Le marché commence à intégrer plus de hausses de taux d’intérêt que la Fed ne l’indique

Des gens passent devant le bâtiment de la Réserve fédérale le 19 mars 2021 à Washington, DC.

Olivier Douliery | AFP | Getty Images

Alors que l’inflation s’intensifie, les traders s’attendent à une réponse plus agressive de la Réserve fédérale que ne l’indiquent actuellement les décideurs.

Le marché jeudi matin a brièvement évalué une chance légèrement meilleure que la même que la Fed relève ses taux d’intérêt trois fois en 2022 alors que les pressions sur les prix augmentent. Dans leurs projections économiques les plus récentes, les responsables de la Fed ont indiqué une légère inclinaison vers une hausse l’année prochaine, mais une seule.

Les commerçants voient une probabilité de 65% que la première hausse ait lieu en juin, la deuxième dès septembre (51%), et une probabilité de 51% d’une troisième hausse en février 2023, selon le L’outil FedWatch de CME. La probabilité la plus récente pour décembre 2022 était de 45,8%, mais elle avait été supérieure à 50% plus tôt dans la matinée.

Le changement s’accompagne d’une inflation mesurée par l’indice des prix à la consommation hors alimentation et énergie augmentant de 4 % en glissement annuel et de 3,6 % mesurée par les prix des dépenses de consommation personnelle.

Cet écart de 0,4 point de pourcentage entre l’IPC « de base » et le PCE, ce dernier étant la mesure préférée de la Fed, devrait s’élargir au cours de l’année à venir en raison de la hausse des prix des logements, selon Goldman Sachs.

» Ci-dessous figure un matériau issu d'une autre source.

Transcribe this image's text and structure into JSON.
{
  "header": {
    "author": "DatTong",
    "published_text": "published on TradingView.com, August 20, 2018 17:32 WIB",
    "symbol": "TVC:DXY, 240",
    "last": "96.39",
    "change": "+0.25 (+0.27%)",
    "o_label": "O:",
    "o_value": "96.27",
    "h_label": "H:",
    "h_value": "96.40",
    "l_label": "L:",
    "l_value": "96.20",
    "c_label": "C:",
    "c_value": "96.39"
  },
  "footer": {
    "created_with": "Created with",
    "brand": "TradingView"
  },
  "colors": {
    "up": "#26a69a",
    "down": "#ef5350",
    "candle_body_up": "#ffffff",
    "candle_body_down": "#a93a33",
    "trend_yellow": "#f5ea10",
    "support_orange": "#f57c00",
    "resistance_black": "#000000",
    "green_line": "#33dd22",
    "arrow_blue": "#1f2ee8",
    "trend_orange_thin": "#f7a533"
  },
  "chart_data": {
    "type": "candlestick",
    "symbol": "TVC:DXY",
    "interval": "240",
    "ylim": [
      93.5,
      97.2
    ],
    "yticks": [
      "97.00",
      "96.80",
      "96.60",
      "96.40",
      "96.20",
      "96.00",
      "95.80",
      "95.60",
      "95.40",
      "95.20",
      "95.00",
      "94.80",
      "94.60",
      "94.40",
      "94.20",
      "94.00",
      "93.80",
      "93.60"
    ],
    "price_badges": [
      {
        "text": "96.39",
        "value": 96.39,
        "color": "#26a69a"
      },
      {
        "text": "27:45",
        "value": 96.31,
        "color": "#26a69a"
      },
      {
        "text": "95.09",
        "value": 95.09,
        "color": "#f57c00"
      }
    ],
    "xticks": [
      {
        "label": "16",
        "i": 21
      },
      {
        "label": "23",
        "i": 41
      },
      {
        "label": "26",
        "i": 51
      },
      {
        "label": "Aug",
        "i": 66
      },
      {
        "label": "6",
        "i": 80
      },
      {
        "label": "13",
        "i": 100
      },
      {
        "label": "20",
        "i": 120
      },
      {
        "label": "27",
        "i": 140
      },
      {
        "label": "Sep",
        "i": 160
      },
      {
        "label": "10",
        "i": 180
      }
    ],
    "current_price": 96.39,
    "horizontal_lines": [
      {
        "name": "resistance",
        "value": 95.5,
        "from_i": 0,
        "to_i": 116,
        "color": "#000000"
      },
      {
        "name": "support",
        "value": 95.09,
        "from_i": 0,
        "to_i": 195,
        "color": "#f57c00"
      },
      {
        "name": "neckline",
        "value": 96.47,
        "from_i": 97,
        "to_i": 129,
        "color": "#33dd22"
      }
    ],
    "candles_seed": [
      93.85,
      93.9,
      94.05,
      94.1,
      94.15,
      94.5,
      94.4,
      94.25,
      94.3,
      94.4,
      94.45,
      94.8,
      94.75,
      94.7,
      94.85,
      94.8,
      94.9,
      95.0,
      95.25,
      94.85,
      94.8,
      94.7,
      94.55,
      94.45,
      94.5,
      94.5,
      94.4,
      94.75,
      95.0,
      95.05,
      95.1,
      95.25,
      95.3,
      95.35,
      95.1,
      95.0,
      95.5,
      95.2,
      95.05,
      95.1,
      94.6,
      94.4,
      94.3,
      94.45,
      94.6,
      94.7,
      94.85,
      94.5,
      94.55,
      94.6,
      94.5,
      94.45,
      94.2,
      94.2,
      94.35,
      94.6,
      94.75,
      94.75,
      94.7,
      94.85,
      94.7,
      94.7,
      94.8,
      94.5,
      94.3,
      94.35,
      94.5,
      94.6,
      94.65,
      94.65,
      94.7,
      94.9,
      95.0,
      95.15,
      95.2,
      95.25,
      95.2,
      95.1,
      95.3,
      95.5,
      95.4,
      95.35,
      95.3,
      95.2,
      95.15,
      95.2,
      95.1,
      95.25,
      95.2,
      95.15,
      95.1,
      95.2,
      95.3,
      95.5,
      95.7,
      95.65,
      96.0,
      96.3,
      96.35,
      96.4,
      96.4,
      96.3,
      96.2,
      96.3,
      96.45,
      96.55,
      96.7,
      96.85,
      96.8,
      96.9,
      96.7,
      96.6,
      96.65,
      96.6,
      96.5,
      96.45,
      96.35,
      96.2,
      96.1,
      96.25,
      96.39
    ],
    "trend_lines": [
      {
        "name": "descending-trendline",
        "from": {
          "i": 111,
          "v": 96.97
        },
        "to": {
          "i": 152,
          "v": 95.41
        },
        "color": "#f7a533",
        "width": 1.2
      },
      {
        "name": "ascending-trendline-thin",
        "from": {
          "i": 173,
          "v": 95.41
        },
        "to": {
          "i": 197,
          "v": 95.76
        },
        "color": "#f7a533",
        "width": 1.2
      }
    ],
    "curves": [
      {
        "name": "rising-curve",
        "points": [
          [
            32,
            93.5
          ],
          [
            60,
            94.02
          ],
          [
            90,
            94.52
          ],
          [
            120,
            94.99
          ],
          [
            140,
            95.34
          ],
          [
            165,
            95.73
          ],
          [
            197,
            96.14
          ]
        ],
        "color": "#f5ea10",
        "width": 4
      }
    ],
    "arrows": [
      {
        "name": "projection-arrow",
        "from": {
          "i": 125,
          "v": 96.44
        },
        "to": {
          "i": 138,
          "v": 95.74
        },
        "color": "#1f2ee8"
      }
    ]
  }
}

Une jauge des coûts de logement qui mesure le niveau des loyers que les propriétaires pourraient obtenir pour leur logement représente 23,6 % du PCE, faisant partie de la catégorie globale du logement qui comprend environ un tiers de la jauge d’inflation populaire.

Alors que le loyer équivalent des propriétaires n’a augmenté que de 2,9 % en glissement annuel en septembre, il devrait s’accélérer l’année prochaine et creuser l’écart entre l’IPC et le PCE.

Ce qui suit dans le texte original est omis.